For database servers, incorrect Character Set modification may lead to many unpredictable consequences, which may seriously affect the normal operation of the database, therefore, before modification, you must confirm whether the two Oracle character sets have the relationship between Subsets and supersets. Generally, we do not recommend that you modify the character set of the oracle database server unless you have.

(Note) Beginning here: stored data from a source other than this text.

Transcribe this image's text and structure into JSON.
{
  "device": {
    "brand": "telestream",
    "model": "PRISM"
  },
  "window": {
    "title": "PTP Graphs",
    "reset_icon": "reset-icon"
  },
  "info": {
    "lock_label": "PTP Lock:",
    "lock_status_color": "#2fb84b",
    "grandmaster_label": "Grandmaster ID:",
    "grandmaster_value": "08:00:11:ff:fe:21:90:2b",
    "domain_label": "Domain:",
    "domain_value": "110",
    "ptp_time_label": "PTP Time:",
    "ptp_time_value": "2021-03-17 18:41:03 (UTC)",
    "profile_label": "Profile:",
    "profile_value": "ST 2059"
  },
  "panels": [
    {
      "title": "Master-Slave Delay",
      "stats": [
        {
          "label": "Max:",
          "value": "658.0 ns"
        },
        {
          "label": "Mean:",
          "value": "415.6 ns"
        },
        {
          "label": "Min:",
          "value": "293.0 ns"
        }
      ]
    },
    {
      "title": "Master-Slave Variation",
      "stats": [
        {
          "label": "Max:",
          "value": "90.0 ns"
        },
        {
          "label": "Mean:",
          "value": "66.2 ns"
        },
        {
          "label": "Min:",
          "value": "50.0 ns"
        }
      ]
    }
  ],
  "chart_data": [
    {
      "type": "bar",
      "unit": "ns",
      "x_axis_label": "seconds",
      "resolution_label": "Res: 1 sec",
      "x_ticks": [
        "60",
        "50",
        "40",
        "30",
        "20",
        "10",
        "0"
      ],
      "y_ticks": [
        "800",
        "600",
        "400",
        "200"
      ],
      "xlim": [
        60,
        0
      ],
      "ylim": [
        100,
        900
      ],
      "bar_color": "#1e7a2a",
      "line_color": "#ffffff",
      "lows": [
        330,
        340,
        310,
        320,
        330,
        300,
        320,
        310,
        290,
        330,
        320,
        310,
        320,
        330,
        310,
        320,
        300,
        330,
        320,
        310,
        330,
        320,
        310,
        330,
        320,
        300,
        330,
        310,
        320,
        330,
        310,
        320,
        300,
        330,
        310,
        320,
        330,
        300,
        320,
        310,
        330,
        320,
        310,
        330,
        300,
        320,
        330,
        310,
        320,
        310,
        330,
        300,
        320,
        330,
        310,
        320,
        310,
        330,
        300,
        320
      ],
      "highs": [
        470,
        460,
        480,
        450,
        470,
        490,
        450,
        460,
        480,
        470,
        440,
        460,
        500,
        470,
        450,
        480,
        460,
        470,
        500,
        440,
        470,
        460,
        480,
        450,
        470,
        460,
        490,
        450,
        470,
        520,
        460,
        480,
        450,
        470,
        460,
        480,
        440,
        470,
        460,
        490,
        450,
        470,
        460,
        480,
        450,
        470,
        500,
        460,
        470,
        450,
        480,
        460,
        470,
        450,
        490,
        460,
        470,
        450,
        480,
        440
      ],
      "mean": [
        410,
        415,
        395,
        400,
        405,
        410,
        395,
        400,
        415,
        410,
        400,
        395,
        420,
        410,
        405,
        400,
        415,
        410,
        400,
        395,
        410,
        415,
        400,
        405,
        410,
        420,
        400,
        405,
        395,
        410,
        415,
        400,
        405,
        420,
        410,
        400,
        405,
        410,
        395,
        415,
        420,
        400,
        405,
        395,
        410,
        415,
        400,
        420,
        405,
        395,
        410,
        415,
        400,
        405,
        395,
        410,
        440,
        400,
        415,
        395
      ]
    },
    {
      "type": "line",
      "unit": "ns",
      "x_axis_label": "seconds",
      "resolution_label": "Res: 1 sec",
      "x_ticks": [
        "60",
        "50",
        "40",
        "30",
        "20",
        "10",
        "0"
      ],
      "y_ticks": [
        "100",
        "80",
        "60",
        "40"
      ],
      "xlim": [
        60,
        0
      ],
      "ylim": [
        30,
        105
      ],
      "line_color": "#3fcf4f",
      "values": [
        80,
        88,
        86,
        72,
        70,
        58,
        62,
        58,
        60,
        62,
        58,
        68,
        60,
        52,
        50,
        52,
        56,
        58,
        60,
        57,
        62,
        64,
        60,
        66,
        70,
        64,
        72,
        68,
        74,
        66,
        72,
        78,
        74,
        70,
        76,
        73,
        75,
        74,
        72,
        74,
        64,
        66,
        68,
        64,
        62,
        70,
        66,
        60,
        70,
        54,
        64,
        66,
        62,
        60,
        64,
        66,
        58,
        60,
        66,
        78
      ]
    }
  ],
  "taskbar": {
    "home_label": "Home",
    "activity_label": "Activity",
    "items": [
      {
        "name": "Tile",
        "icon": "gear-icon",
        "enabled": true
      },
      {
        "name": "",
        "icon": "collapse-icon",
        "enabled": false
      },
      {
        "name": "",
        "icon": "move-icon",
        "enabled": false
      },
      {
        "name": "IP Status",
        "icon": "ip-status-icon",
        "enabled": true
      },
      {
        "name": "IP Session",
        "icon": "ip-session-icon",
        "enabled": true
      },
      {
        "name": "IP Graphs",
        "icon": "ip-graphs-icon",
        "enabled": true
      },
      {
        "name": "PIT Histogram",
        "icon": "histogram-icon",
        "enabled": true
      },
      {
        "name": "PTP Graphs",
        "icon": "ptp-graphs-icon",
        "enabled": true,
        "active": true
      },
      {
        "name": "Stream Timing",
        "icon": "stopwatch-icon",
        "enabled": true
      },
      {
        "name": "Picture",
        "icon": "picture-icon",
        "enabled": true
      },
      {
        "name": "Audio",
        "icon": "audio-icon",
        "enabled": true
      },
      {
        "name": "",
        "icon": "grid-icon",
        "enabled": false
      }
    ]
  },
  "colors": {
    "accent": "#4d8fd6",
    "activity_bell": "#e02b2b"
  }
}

In particular, the two most commonly used character sets ZHS16GBK and ZHS16CGB231280 do not have a subset or superset relationship. Therefore, in theory, mutual conversion between these two character sets is not supported.
1. Modify the server character set (not recommended)
Before oracle 8, you can directly modify the data dictionary table props $ to change the character set of the database. However, after oracle8, at least three system tables record the information of the database character set. modifying only the props $ table is incomplete and may cause serious consequences. The correct modification method is as follows:
- $sqlplus /nolog
- SQL>conn / as sysdba;
If the database server has been started, run the shutdown immediate command to shut down the database server, and then run the following command:
- SQL>STARTUP MOUNT;
- SQL>ALTER SYSTEM ENABLE RESTRICTED SESSION;
- SQL>ALTER SYSTEM SET JOB_QUEUE_PROCESSES=0;
- SQL>ALTER SYSTEM SET AQ_TM_PROCESSES=0;
- SQL>ALTER DATABASE OPEN;
- SQL>ALTER DATABASE CHARACTER SET ZHS16GBK;
- SQL>ALTER DATABASE national CHARACTER SET ZHS16GBK;
- SQL>SHUTDOWN IMMEDIATE;
- SQL>STARTUP
2. Modify the dmp file Character Set
As mentioned above, the 2nd 3rd bytes of the dmp file records the character set information. Therefore, you can directly modify the 2nd 3rd bytes of the dmp file to 'Cheat 'the oracle check. Theoretically, this can be modified only from the subset to the superset. However, in many cases, it can be modified without the subset and superset relationships. Some common Oracle character sets are as follows:
For example, you can modify US7ASCII, WE8ISO8859P1, ZHS16CGB231280, and ZHS16GBK. Because only the dmp file is changed, it has little impact.
There are many specific modification methods. The simplest is to directly use UltraEdit to modify the 2nd and 3rd bytes of the dmp file. For example, if you want to change the Oracle Character Set of the dmp file to ZHS16GBK, you can use the following SQL statement to find the hexadecimal code corresponding to the character set:
- SQL> select to_char(nls_charset_id('ZHS16GBK'), 'xxxx') from dual;
- 0354
Modify the 2 and 3 bytes of the dmp file to 0354.
If the dmp file is large and cannot be opened with ue, you need to use the program method. Some people on the internet use java stored procedures to write the Conversion Program (the advantage of using java stored procedures is that the versatility is good, but the disadvantage is relatively troublesome ). I passed the test in windows. However, the JVM option must be installed for oracle databases. If you are interested, you can study the program code.